Yeah, that sounded great, and I told him I wanted to read more of the journal. Clearly , there was more that I needed to learn in there and I should have sooner.
Once we gathered everything up and found my detail, Julian handed everything over to them which confused me.
"The princess said she wants to take a shower before we start cleansing where it's going to be hot and muggy," he told them and pulled out his wallet. "Calarel wants her to keep focused on a protein-heavy diet with these power jumps, but she will also need a lot of cool treats as she cleanses. Also to eat as she wanders around."
"You'll stay at her house?" Ara checked.
"No, where I'm living, but there are always guards there," he promised. "If you can also return that all to Irma. Thank you."
They agreed and we went through the portal and did the normal dance before only the two of us walked through a different portal he opened to his room.
"That's much easier for you now, right?" I checked, worried he kept opening them.
" Ridiculously easy," he drawled. "I cannot even—you guys are so much more powerful than us."
"It's also how we view portals." I nodded when he seemed skeptical. "Our whole view of magic is different because we are magical with our wings. I don't know how to explain it, but listening to Sontar it all makes sense. We tap into what's already there. You guys start with a blank slate and make it there and—"
"Fascinating. Tell me later," he mumbled as he took the journal from me and tossed it on the bed.
And then he started removing my clothes.
Okay then! Things were so, so different between us—and for the better.
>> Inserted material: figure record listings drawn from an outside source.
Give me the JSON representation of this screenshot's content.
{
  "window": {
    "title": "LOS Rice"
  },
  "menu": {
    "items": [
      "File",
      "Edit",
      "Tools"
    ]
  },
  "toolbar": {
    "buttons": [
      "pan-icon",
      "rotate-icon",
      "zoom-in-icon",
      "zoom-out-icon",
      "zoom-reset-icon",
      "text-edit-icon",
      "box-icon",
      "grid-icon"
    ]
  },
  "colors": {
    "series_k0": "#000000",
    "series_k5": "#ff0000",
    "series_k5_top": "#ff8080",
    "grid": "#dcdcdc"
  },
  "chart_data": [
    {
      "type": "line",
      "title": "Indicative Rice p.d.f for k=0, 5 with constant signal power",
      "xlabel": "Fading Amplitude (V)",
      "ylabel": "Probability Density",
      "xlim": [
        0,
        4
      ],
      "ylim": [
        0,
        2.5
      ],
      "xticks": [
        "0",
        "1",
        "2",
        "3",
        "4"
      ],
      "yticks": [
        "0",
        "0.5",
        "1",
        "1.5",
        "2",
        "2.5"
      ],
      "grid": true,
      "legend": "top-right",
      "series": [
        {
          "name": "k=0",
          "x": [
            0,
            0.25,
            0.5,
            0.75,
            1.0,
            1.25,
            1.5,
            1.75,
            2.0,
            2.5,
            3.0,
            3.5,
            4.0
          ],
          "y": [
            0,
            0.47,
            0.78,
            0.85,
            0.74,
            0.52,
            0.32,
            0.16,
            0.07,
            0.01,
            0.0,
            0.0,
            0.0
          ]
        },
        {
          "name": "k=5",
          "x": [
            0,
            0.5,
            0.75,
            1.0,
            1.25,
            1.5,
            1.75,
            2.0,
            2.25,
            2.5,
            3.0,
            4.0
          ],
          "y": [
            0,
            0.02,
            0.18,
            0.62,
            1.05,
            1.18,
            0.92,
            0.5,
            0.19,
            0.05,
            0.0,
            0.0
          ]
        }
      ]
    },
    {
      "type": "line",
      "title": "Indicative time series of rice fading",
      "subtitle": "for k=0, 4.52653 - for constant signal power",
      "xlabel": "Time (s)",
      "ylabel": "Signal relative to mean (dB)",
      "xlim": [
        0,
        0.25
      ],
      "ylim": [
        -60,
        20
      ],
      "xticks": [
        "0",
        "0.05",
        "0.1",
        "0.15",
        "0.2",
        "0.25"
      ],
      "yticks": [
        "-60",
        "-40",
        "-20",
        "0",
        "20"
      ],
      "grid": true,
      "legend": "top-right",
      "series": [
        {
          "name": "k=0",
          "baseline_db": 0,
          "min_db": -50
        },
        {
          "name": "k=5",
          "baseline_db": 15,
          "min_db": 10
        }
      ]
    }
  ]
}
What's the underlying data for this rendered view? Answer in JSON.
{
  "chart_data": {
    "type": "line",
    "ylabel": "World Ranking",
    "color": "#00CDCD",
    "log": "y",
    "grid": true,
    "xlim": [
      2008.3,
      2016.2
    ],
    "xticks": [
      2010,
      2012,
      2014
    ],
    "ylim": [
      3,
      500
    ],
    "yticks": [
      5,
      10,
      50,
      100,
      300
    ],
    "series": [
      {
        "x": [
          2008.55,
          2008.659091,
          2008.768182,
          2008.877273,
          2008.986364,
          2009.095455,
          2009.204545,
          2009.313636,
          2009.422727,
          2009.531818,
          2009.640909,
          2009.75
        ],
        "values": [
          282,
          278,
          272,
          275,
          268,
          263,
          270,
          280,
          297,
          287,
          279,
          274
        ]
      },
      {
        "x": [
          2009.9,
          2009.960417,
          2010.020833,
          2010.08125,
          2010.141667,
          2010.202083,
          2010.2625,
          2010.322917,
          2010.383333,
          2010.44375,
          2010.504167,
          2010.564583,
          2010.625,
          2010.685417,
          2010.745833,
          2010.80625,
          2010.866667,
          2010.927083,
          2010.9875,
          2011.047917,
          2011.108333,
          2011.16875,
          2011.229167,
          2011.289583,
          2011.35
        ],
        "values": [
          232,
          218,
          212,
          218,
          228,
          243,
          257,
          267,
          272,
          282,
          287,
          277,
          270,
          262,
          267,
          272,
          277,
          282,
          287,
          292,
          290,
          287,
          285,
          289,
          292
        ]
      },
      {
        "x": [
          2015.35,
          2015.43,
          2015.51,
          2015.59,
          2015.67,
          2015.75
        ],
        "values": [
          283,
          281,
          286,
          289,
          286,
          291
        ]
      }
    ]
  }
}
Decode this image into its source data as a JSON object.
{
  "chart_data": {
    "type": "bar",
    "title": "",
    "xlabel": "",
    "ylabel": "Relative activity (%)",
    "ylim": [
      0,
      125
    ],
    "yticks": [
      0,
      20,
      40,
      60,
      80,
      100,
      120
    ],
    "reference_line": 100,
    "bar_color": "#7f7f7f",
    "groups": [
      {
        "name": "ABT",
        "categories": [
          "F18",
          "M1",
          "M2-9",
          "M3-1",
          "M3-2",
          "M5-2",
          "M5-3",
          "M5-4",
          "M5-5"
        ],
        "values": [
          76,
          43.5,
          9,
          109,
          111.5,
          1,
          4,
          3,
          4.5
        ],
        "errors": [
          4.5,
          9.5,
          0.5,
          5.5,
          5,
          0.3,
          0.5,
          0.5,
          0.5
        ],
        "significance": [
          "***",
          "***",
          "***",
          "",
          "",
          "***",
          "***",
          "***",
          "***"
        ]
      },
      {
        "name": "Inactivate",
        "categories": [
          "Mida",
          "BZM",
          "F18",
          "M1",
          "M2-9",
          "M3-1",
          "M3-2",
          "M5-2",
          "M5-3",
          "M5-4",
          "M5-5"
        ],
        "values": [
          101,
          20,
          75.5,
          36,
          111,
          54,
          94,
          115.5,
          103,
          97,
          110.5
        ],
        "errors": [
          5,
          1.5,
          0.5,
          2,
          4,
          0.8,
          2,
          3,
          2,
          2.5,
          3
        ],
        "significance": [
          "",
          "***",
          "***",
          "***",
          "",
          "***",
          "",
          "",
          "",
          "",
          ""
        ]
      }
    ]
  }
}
The old Julian would have been excited to talk magical theory and nothing could have come before that, even the prospect of sex or fun.
"You need to eat and I'm dying for you," he muttered in between kisses. "I didn't get to hold you last night because your wings are out and—I need you, Tams. Please, I just need you ."
I nodded, working on getting his clothes off as he backed me up towards the shower. I felt bad that I could only sleep with one of them when I had to keep my wings out.
Technically, I could be with more than one, but I was still scared they would hurt my wings or I would hurt one of them with appendages I didn't have the best control over. The commanders and healers assured me that I'd had my wings long enough now that—it would be like if Julian rolled onto my leg in bed. He wasn't going to hurt my wings.
He just wasn't. I knew that logically.
I was still too scared and not used to having them.
I was more fearful of doing something to one of them if they did roll onto my wings. Hudson fully understood that. Even if he knew I'd never hurt him and loved me, River was completely protective of his wings and scared of someone taking out his ability to fly. It was instinct to them to protect their wings.
So I tended to sleep with him when I had to have my wings out. It wasn't fair, but… It wouldn't be forever. I needed to get used to it still, and I hadn't had them out overnight that much. Lucca had snuck into bed behind Hudson a few times since he was welcome, but that was it.
Oh, Darby had also slept on the couch so he was there with us. Julian once too. It was silly, but honestly the support meant the world to me.
And I made sure that couch was just as comfortable as the bed.
Apparently, he wasn't kidding how much he needed me because the moment we were under the cool water he pushed me up against the glass and knelt behind me. He feasted on me and then fucked me desperately to where I couldn't do anything besides make sure I didn't smack my head on the glass. I finished like half a dozen times and just looked back at him when he was done.
He simply smirked. "We cleansed our pipes. Now you do need a shower. I didn't lie."
Dick. Seriously smug dick.
Still… "Can you cleanse them again?"
He threw back his head and laughed.
And yes, yes, he did. I loved every second of it.